C’était avant que Houellebecq ne brandisse le spectre d’un Islam menaçant la civilisation occidentale et que la classe intellectuelle ne devienne réactionnaire pour assourdir les médias de leurs alertes sur une guerre civile tramée par les migrants contre le souverainisme français. En France, la production réactionnaire a toujours devancé et préparé les grandes catastrophes politiques, elles ne les ont ni empêchées ni résolues et depuis Alexandre II qui a sauvé la France des menées guerrières de Napoléon, celle-ci ne l’a plus été ni par ses intellectuels ni par ses écrivains mais par des acteurs – étrangers ! – venus de l’extérieur. Cela fait deux siècles que la France n’a pas de grande Histoire, exception faite de ses expéditions coloniales, et l’on n’a jamais vu pulluler autant de prophètes qui lisent dans une histoire dont elle se serait totalement dépouillée pour se proposer en puissance touristique et se vouer au culte des Vacances. L’œuvre de Houellebecq a commencé par tourner en dérision cette France, elle se termine comme Soumission à une creuse vanité déçue.
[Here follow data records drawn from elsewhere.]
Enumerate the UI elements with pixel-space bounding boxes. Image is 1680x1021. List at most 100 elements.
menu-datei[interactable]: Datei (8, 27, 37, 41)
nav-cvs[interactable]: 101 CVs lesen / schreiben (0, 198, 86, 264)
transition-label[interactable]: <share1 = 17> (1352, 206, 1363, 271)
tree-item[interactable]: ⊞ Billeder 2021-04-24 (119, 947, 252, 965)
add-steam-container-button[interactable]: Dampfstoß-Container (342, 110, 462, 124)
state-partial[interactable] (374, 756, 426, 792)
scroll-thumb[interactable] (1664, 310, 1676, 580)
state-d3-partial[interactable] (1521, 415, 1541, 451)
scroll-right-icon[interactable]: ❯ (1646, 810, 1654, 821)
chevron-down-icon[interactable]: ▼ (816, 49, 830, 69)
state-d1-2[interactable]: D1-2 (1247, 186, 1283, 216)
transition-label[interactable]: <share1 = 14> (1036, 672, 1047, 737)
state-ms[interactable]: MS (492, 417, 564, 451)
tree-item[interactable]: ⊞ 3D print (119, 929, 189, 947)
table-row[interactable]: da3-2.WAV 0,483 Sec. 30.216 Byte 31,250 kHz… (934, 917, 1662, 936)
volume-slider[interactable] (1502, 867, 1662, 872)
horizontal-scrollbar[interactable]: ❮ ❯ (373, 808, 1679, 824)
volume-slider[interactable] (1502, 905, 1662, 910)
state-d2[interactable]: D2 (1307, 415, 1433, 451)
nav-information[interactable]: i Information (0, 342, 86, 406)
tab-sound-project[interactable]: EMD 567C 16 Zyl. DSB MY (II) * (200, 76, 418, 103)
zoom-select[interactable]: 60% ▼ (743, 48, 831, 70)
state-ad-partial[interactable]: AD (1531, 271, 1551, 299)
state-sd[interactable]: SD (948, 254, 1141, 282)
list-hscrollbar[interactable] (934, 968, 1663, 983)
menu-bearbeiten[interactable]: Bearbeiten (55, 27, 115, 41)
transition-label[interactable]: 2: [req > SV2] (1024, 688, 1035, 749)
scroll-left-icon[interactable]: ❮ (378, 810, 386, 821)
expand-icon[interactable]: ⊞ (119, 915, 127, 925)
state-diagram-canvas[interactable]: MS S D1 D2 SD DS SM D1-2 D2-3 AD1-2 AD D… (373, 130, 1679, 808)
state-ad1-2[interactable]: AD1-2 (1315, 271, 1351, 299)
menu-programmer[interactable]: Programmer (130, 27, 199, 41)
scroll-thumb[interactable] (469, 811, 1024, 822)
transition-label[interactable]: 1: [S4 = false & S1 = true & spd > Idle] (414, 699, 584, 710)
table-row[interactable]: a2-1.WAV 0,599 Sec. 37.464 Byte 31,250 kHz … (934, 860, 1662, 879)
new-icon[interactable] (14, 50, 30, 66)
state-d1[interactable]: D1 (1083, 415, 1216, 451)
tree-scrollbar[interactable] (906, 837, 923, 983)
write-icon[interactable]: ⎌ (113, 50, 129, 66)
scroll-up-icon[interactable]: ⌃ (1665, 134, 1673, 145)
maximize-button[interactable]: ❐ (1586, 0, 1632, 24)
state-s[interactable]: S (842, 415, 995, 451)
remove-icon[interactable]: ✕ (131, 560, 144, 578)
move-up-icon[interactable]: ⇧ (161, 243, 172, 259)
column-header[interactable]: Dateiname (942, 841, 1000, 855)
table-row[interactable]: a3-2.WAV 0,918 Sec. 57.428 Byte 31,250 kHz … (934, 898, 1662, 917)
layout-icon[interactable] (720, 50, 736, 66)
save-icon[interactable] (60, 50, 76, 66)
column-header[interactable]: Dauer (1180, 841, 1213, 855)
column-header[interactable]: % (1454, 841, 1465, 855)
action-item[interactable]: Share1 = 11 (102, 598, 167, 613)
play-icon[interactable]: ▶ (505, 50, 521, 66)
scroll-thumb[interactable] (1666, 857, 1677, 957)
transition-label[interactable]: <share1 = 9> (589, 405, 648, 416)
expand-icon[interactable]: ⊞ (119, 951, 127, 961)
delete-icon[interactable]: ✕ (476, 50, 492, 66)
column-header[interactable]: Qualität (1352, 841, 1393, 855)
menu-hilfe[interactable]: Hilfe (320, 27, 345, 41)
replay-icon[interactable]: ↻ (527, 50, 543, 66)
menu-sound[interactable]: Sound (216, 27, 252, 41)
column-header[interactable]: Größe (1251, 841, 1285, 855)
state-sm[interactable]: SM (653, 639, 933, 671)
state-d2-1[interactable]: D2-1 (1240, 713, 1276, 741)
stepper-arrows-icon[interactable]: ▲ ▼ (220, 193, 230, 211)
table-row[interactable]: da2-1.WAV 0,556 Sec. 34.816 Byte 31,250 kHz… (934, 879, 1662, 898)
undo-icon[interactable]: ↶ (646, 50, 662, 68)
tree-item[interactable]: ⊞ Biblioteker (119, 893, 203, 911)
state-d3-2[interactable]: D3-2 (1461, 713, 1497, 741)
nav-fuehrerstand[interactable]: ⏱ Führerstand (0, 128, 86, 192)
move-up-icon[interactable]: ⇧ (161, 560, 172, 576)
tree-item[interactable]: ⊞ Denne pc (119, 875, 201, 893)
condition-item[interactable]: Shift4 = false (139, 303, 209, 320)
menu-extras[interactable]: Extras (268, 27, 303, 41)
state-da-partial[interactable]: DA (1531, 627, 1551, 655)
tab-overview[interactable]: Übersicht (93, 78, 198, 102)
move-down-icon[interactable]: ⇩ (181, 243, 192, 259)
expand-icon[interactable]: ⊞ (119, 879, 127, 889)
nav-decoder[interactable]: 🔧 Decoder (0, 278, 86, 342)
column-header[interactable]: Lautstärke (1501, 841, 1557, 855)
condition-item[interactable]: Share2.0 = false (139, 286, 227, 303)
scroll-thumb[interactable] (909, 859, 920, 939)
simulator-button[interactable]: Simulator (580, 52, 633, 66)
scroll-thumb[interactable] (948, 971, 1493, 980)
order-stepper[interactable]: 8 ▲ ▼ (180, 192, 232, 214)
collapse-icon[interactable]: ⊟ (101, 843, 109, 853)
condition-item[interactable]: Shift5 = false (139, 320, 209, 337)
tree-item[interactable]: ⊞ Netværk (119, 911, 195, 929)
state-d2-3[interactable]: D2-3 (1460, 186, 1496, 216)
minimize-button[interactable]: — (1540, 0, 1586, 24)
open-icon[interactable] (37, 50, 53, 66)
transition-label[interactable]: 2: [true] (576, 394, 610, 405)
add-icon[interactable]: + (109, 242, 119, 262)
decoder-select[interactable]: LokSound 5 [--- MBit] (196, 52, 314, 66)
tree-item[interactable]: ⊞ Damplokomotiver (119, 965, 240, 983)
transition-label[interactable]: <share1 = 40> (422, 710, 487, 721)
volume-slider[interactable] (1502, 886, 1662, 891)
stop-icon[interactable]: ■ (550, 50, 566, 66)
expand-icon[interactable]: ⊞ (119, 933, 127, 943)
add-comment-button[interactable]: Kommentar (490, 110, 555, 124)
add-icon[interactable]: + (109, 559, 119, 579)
Lui aussi réécrit le même livre. Sur le ton et dans l'ambiance des polars de sa jeunesse. Du moins donne-t-il ses lettres de noblesse au roman noir. Il n’aurait qu’un seul livre à écrire, un seul ennui de vivre à mettre en lettres. On ne lit pas ses « Particules élémentaires » sans contracter sa neurasthénie et sans s’abonner à sa production. On n’a pas assez insisté sur la nature de l’engouement du lecteur pour ses auteurs favoris. Plus on les lit et plus on veut les lire, même si c’est pour retrouver la même chose. C’est ainsi pour les peintres et les compositeurs, il n’est aucune raison pour que ce ne le soit pas pour les écrivains. Cela dit, l’œuvre de Houellebecq passera avec sa période de gestation alors que « L’Etranger », qui ne l’aurait pas peu inspiré, valsera d’une période à l’autre.